Am I saying that the Pandora’s Box of obsessions, weapons, biota, and inhumanity was sufficient in itself to destroy a civilization? No, let’s give Cortés and the conquistadors their due. Their swords didn’t wield themselves. The earlier expeditions of Córdoba and Grijalva did not result in conquest. Until Old World pathogens could take effect, success of the venture needed the kind of boldness and luck that Cortés had in spades. It’s just that Cortés’s audacity, cleverness, and leadership are not the whole story or even its most important part. There is plenty more to it than that, as we will see.

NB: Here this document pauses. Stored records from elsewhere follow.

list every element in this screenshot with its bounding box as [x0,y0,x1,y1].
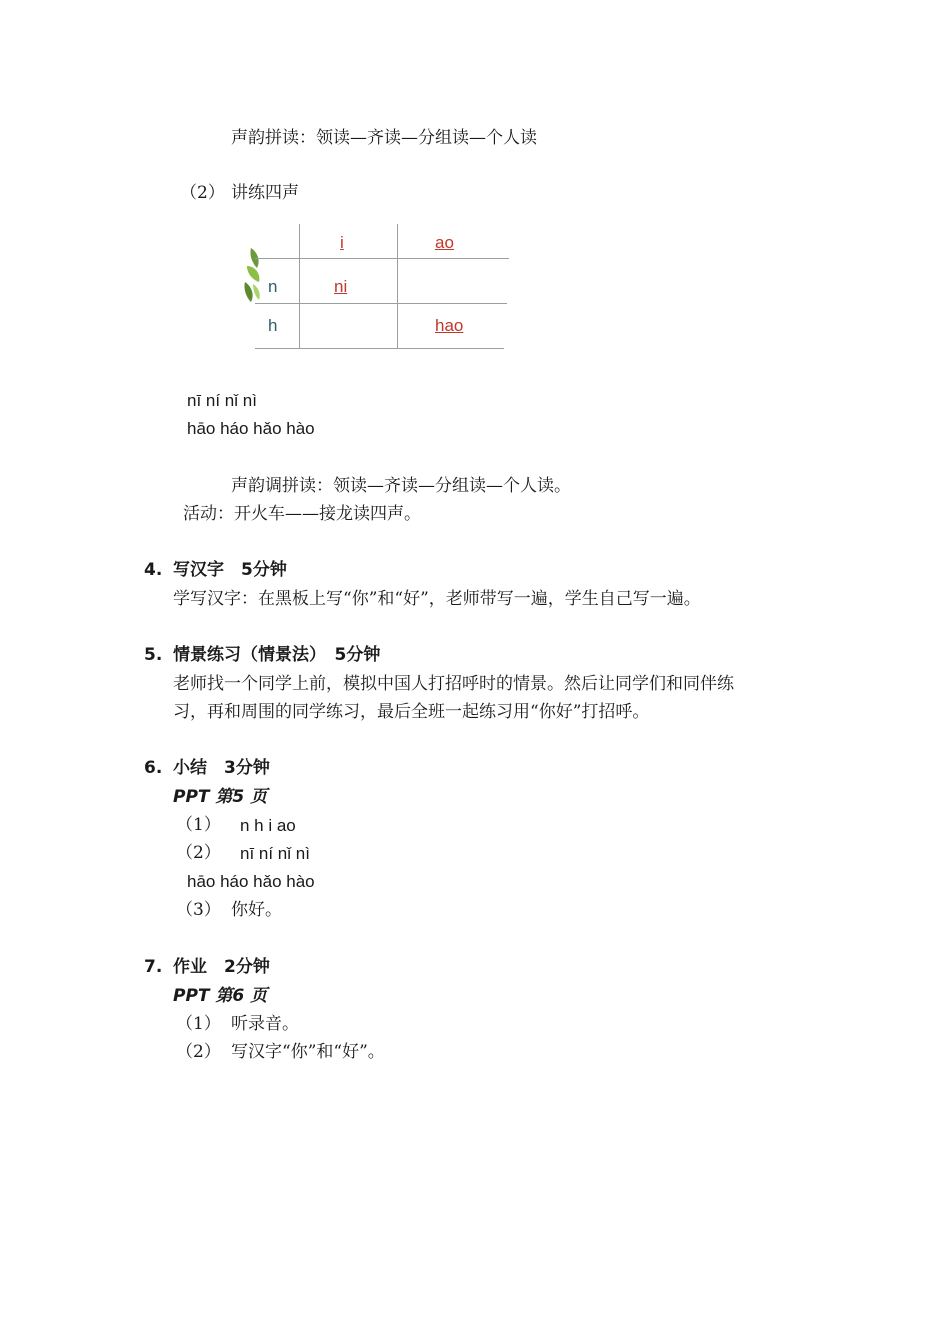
item-2-text: 讲练四声 [231,183,299,203]
section-7-number: 7. [144,957,163,977]
section-5-body-line-1: 老师找一个同学上前，模拟中国人打招呼时的情景。然后让同学们和同伴练 [173,674,734,694]
reading-instruction-1: 声韵拼读：领读—齐读—分组读—个人读 [231,128,537,148]
summary-item-2-number: （2） [176,843,221,863]
homework-item-2-number: （2） [176,1042,221,1062]
tones-hao: hāo háo hǎo hào [187,419,315,438]
section-4-body: 学写汉字：在黑板上写“你”和“好”，老师带写一遍，学生自己写一遍。 [173,589,701,609]
section-4-title: 写汉字 5分钟 [173,560,287,580]
summary-item-1-number: （1） [176,815,221,835]
section-7-title: 作业 2分钟 [173,957,270,977]
plant-image [243,244,263,306]
section-5-body-line-2: 习，再和周围的同学练习，最后全班一起练习用“你好”打招呼。 [173,702,650,722]
table-cell-ni: ni [334,277,348,296]
homework-item-2-text: 写汉字“你”和“好”。 [231,1042,385,1062]
activity-text: 活动：开火车——接龙读四声。 [183,504,421,524]
tones-ni: nī ní nǐ nì [187,391,257,410]
item-2-number: （2） [180,183,225,203]
section-4-number: 4. [144,560,163,580]
summary-item-2-line-2: hāo háo hǎo hào [187,872,315,891]
homework-item-1-text: 听录音。 [231,1014,299,1034]
section-7-ppt-ref: PPT 第6 页 [173,986,268,1006]
section-5-title: 情景练习（情景法） 5分钟 [173,645,381,665]
summary-item-2-text: nī ní nǐ nì [240,844,310,863]
table-initial-n: n [268,277,278,296]
summary-item-3-number: （3） [176,900,221,920]
table-cell-hao: hao [435,316,464,335]
homework-item-1-number: （1） [176,1014,221,1034]
summary-item-3-text: 你好。 [231,900,282,920]
table-header-ao: ao [435,233,454,252]
table-header-i: i [340,233,344,252]
section-6-title: 小结 3分钟 [173,758,270,778]
reading-instruction-2: 声韵调拼读：领读—齐读—分组读—个人读。 [231,476,571,496]
section-5-number: 5. [144,645,163,665]
section-6-number: 6. [144,758,163,778]
summary-item-1-text: n h i ao [240,816,296,835]
table-initial-h: h [268,316,278,335]
section-6-ppt-ref: PPT 第5 页 [173,787,268,807]
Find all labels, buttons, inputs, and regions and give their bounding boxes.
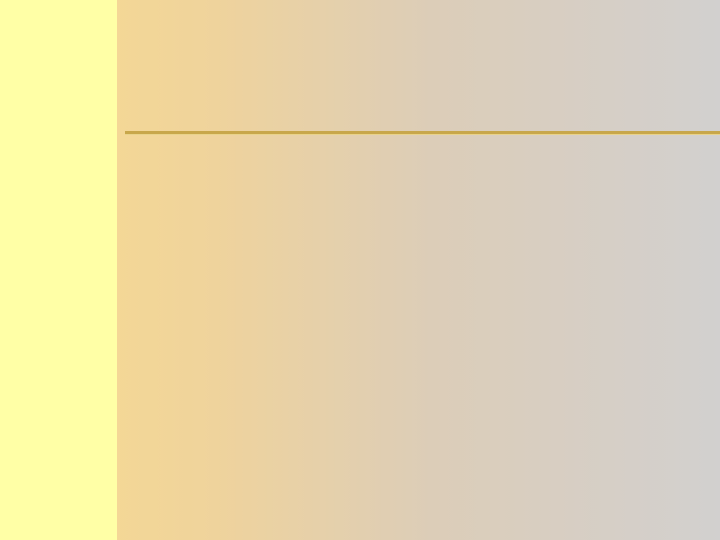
decoration-layer <box>0 0 120 540</box>
title-divider <box>125 131 720 134</box>
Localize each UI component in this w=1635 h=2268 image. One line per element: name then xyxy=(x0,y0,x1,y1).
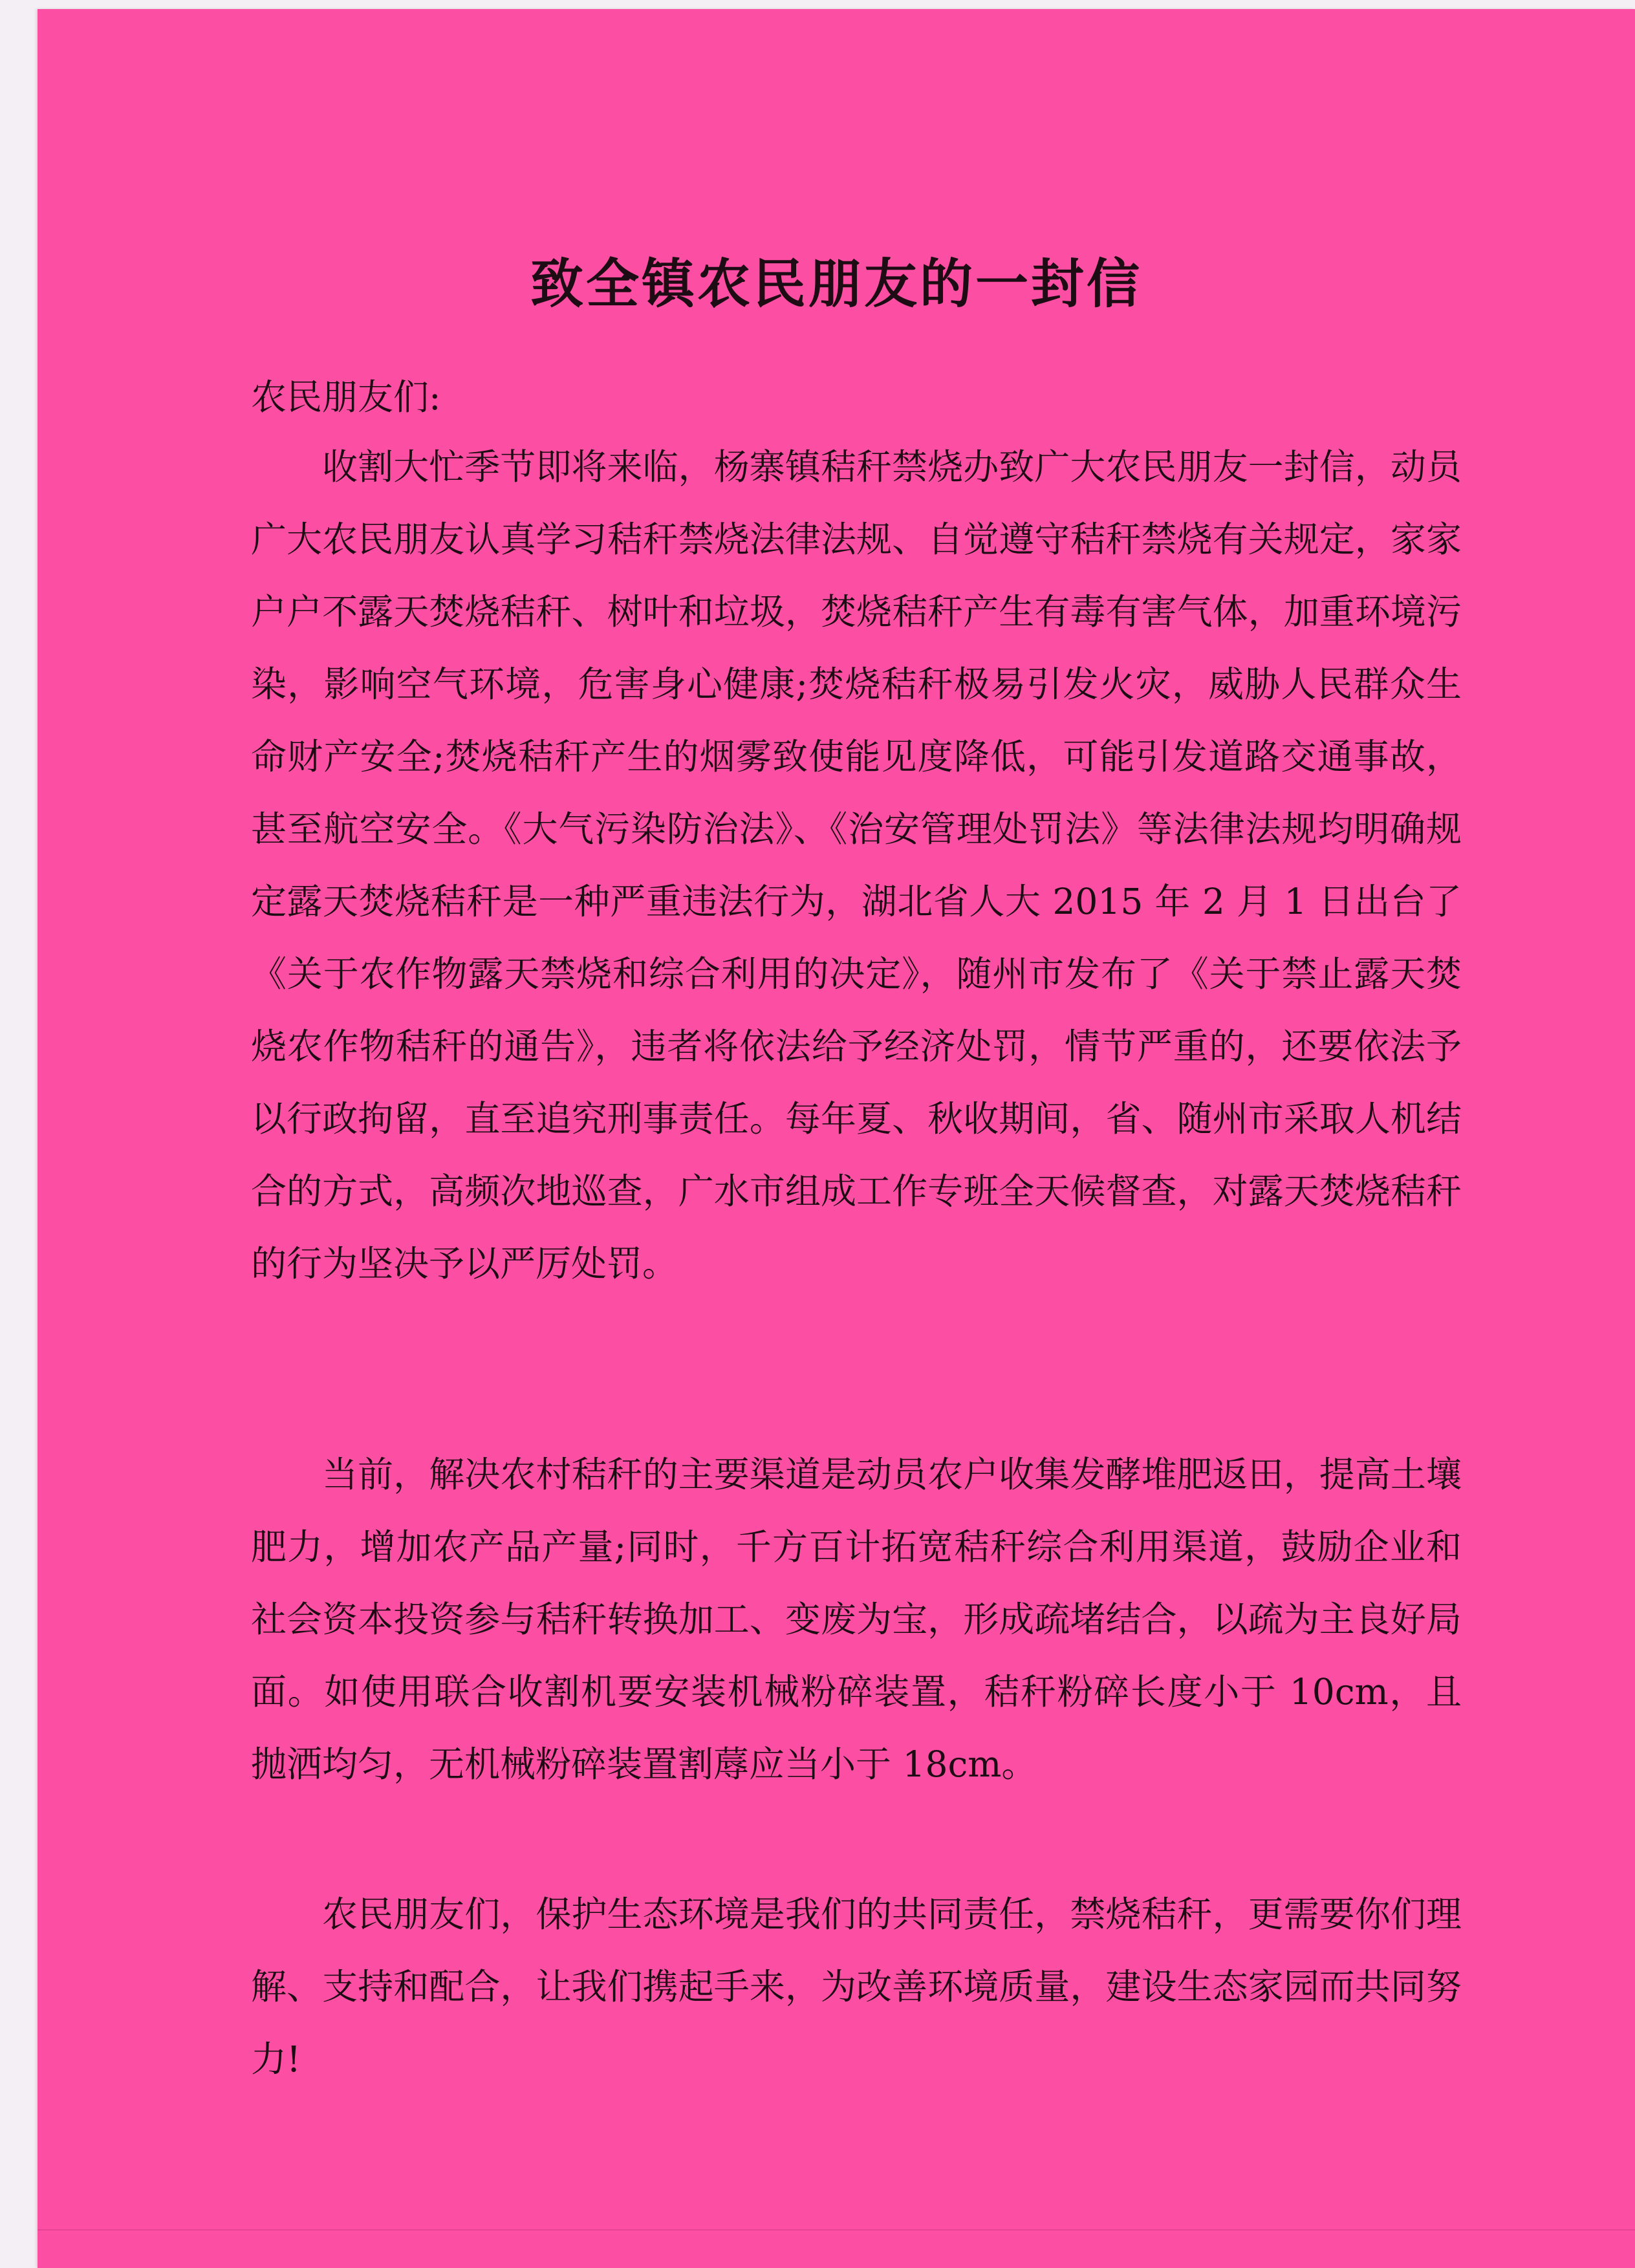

A word on usage. The rulers of the Aztec Empire, the Tenocha and Tlatelolca people who lived in Tenochtitlán, called themselves the “Mexica.” The problem with calling them what they called themselves is that, for me, the adjectival form of the word–“Mexican”–evokes the people of today’s Mexico, the nation state that grew out of the Spanish colony. Thus, following popular usage, I refer to them as the “Aztecs.” Many scholars now refer to what I call the “Aztec Empire” as the “Triple Alliance.” For the sake of convenience, I often refer to the conquistadors as “the Spaniards,” although the expedition included Genoese, Portuguese, Neopolitans, a Frenchman, a few African slaves, and some Cuban natives. (The number of the latter varies considerably from one source to another.) According to Frances Berdan, a few Spanish women also came along.xii At least one of them participated in the fighting. Also, early colonization occurred under Castilian, not “Spanish” auspices. Spain was not yet a nation but a geographic and cultural entity. The name of the Aztec ruler has been variously rendered. “Moctezuma” is a compromise. I have not attempted to discuss the conquistadors’ invasion from the indigenous side, except for the analysis of Chapter 12. The chapters that follow are of uneven length as befits their subject matter.